We can also check if introducing moderator significantly improves the prediction using the anova function (this is still beyond my comprehension, but will be there in week or two :) )
anova(model2, model3)
## Analysis of Variance Table
##
## Model 1: speed ~ strength + age
## Model 2: speed ~ strength + age + moderator
## Res.Df RSS Df Sum of Sq F Pr(>F)
## 1 997 23.1
## 2 996 10.9 1 12.2 1118 <2e-16 ***
## ---
## Signif. codes: 0 '***' 0.001 '**' 0.01 '*' 0.05 '.' 0.1 ' ' 1
And judging on the F value and it's significance (p value) model3 is better than model2.
Here are the coefficients from the model3
coef(model3)
## (Intercept) strength age moderator
## 15.915671 0.094022 0.314262 -0.002133
And we can compare them to the speed formula we used in the data simulation at the beginning and see how close we re-created the relationship.

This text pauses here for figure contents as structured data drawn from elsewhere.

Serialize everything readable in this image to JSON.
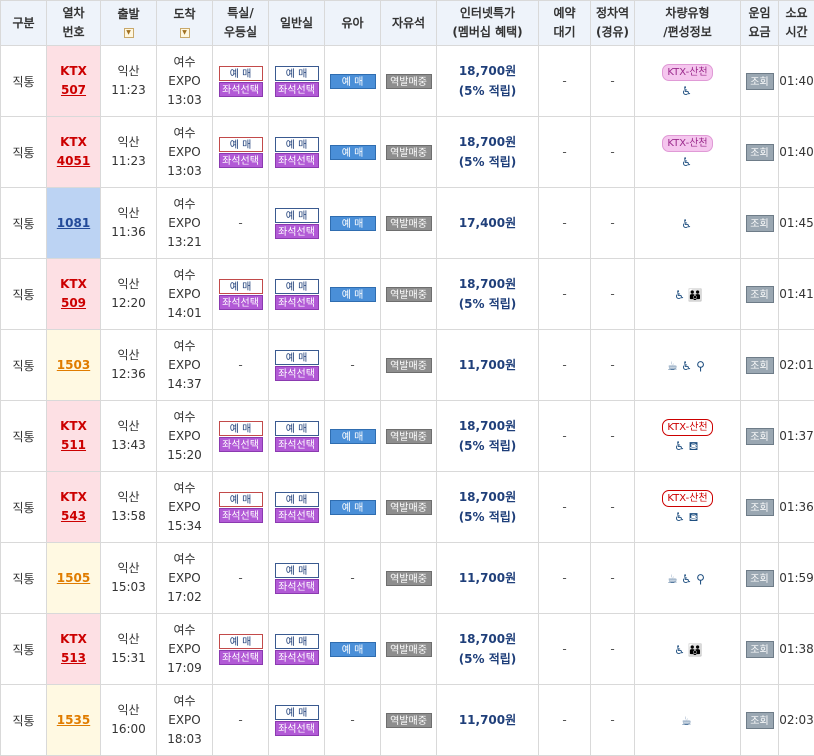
{
  "headers": {
    "type": [
      "구분"
    ],
    "train_no": [
      "열차",
      "번호"
    ],
    "departure": [
      "출발"
    ],
    "arrival": [
      "도착"
    ],
    "special": [
      "특실/",
      "우등실"
    ],
    "general": [
      "일반실"
    ],
    "infant": [
      "유아"
    ],
    "standing": [
      "자유석"
    ],
    "internet_price": [
      "인터넷특가",
      "(멤버십 혜택)"
    ],
    "reservation_wait": [
      "예약",
      "대기"
    ],
    "stop": [
      "정차역",
      "(경유)"
    ],
    "vehicle": [
      "차량유형",
      "/편성정보"
    ],
    "fare": [
      "운임",
      "요금"
    ],
    "duration": [
      "소요",
      "시간"
    ]
  },
  "labels": {
    "reserve": "예 매",
    "seat_select": "좌석선택",
    "station_sale": "역발매중",
    "inquiry": "조회",
    "dash": "-",
    "ktx_prefix": "KTX"
  },
  "rows": [
    {
      "type": "직통",
      "is_ktx": true,
      "no": "507",
      "dep_station": "익산",
      "dep_time": "11:23",
      "arr_station": "여수",
      "arr_sub": "EXPO",
      "arr_time": "13:03",
      "special": "reserve",
      "general": "reserve",
      "infant": "reserve",
      "standing": "sale",
      "price": "18,700원",
      "price_note": "(5% 적립)",
      "wait": "-",
      "stop": "-",
      "vehicle_badge": "KTX-산천",
      "badge_style": "pink",
      "icons": "wheel",
      "duration": "01:40"
    },
    {
      "type": "직통",
      "is_ktx": true,
      "no": "4051",
      "dep_station": "익산",
      "dep_time": "11:23",
      "arr_station": "여수",
      "arr_sub": "EXPO",
      "arr_time": "13:03",
      "special": "reserve",
      "general": "reserve",
      "infant": "reserve",
      "standing": "sale",
      "price": "18,700원",
      "price_note": "(5% 적립)",
      "wait": "-",
      "stop": "-",
      "vehicle_badge": "KTX-산천",
      "badge_style": "pink",
      "icons": "wheel",
      "duration": "01:40"
    },
    {
      "type": "직통",
      "is_ktx": false,
      "no": "1081",
      "color": "blue",
      "dep_station": "익산",
      "dep_time": "11:36",
      "arr_station": "여수",
      "arr_sub": "EXPO",
      "arr_time": "13:21",
      "special": "-",
      "general": "reserve",
      "infant": "reserve",
      "standing": "sale",
      "price": "17,400원",
      "price_note": "",
      "wait": "-",
      "stop": "-",
      "vehicle_badge": "",
      "badge_style": "",
      "icons": "wheel",
      "duration": "01:45"
    },
    {
      "type": "직통",
      "is_ktx": true,
      "no": "509",
      "dep_station": "익산",
      "dep_time": "12:20",
      "arr_station": "여수",
      "arr_sub": "EXPO",
      "arr_time": "14:01",
      "special": "reserve",
      "general": "reserve",
      "infant": "reserve",
      "standing": "sale",
      "price": "18,700원",
      "price_note": "(5% 적립)",
      "wait": "-",
      "stop": "-",
      "vehicle_badge": "",
      "badge_style": "",
      "icons": "wheel-family",
      "duration": "01:41"
    },
    {
      "type": "직통",
      "is_ktx": false,
      "no": "1503",
      "color": "orange",
      "dep_station": "익산",
      "dep_time": "12:36",
      "arr_station": "여수",
      "arr_sub": "EXPO",
      "arr_time": "14:37",
      "special": "-",
      "general": "reserve",
      "infant": "-",
      "standing": "sale",
      "price": "11,700원",
      "price_note": "",
      "wait": "-",
      "stop": "-",
      "vehicle_badge": "",
      "badge_style": "",
      "icons": "cafe-wheel-bike",
      "duration": "02:01"
    },
    {
      "type": "직통",
      "is_ktx": true,
      "no": "511",
      "dep_station": "익산",
      "dep_time": "13:43",
      "arr_station": "여수",
      "arr_sub": "EXPO",
      "arr_time": "15:20",
      "special": "reserve",
      "general": "reserve",
      "infant": "reserve",
      "standing": "sale",
      "price": "18,700원",
      "price_note": "(5% 적립)",
      "wait": "-",
      "stop": "-",
      "vehicle_badge": "KTX-산천",
      "badge_style": "red",
      "icons": "wheel-meeting",
      "duration": "01:37"
    },
    {
      "type": "직통",
      "is_ktx": true,
      "no": "543",
      "dep_station": "익산",
      "dep_time": "13:58",
      "arr_station": "여수",
      "arr_sub": "EXPO",
      "arr_time": "15:34",
      "special": "reserve",
      "general": "reserve",
      "infant": "reserve",
      "standing": "sale",
      "price": "18,700원",
      "price_note": "(5% 적립)",
      "wait": "-",
      "stop": "-",
      "vehicle_badge": "KTX-산천",
      "badge_style": "red",
      "icons": "wheel-meeting",
      "duration": "01:36"
    },
    {
      "type": "직통",
      "is_ktx": false,
      "no": "1505",
      "color": "orange",
      "dep_station": "익산",
      "dep_time": "15:03",
      "arr_station": "여수",
      "arr_sub": "EXPO",
      "arr_time": "17:02",
      "special": "-",
      "general": "reserve",
      "infant": "-",
      "standing": "sale",
      "price": "11,700원",
      "price_note": "",
      "wait": "-",
      "stop": "-",
      "vehicle_badge": "",
      "badge_style": "",
      "icons": "cafe-wheel-bike",
      "duration": "01:59"
    },
    {
      "type": "직통",
      "is_ktx": true,
      "no": "513",
      "dep_station": "익산",
      "dep_time": "15:31",
      "arr_station": "여수",
      "arr_sub": "EXPO",
      "arr_time": "17:09",
      "special": "reserve",
      "general": "reserve",
      "infant": "reserve",
      "standing": "sale",
      "price": "18,700원",
      "price_note": "(5% 적립)",
      "wait": "-",
      "stop": "-",
      "vehicle_badge": "",
      "badge_style": "",
      "icons": "wheel-family",
      "duration": "01:38"
    },
    {
      "type": "직통",
      "is_ktx": false,
      "no": "1535",
      "color": "orange",
      "dep_station": "익산",
      "dep_time": "16:00",
      "arr_station": "여수",
      "arr_sub": "EXPO",
      "arr_time": "18:03",
      "special": "-",
      "general": "reserve",
      "infant": "-",
      "standing": "sale",
      "price": "11,700원",
      "price_note": "",
      "wait": "-",
      "stop": "-",
      "vehicle_badge": "",
      "badge_style": "",
      "icons": "cafe",
      "duration": "02:03"
    }
  ],
  "icon_names": {
    "wheel": [
      "wheelchair-icon"
    ],
    "wheel-family": [
      "wheelchair-icon",
      "family-icon"
    ],
    "wheel-meeting": [
      "wheelchair-icon",
      "meeting-room-icon"
    ],
    "cafe-wheel-bike": [
      "cafe-icon",
      "wheelchair-icon",
      "bicycle-icon"
    ],
    "cafe": [
      "cafe-icon"
    ]
  },
  "icon_glyphs": {
    "wheelchair-icon": "♿",
    "family-icon": "👪",
    "meeting-room-icon": "⛾",
    "cafe-icon": "☕",
    "bicycle-icon": "⚲"
  },
  "colors": {
    "ktx_red": "#cc0000",
    "header_bg": "#eef3fa",
    "seat_button": "#b25ad6",
    "reserve_fill": "#4a8fd8"
  }
}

speed <- 15 + (strength * 0.1) + (age * 0.34) + (age * strength * -0.0023)
And as you can see they are pretty close - so we managed to re-create the original formula. In my opinion this is how that statistic should be taught and learned :)
Hope that all of this makes some sense. I will try to cover mediation in the next installment if I don't get shit faced on New Year's Eve and forget about everything :)
Happy New Year!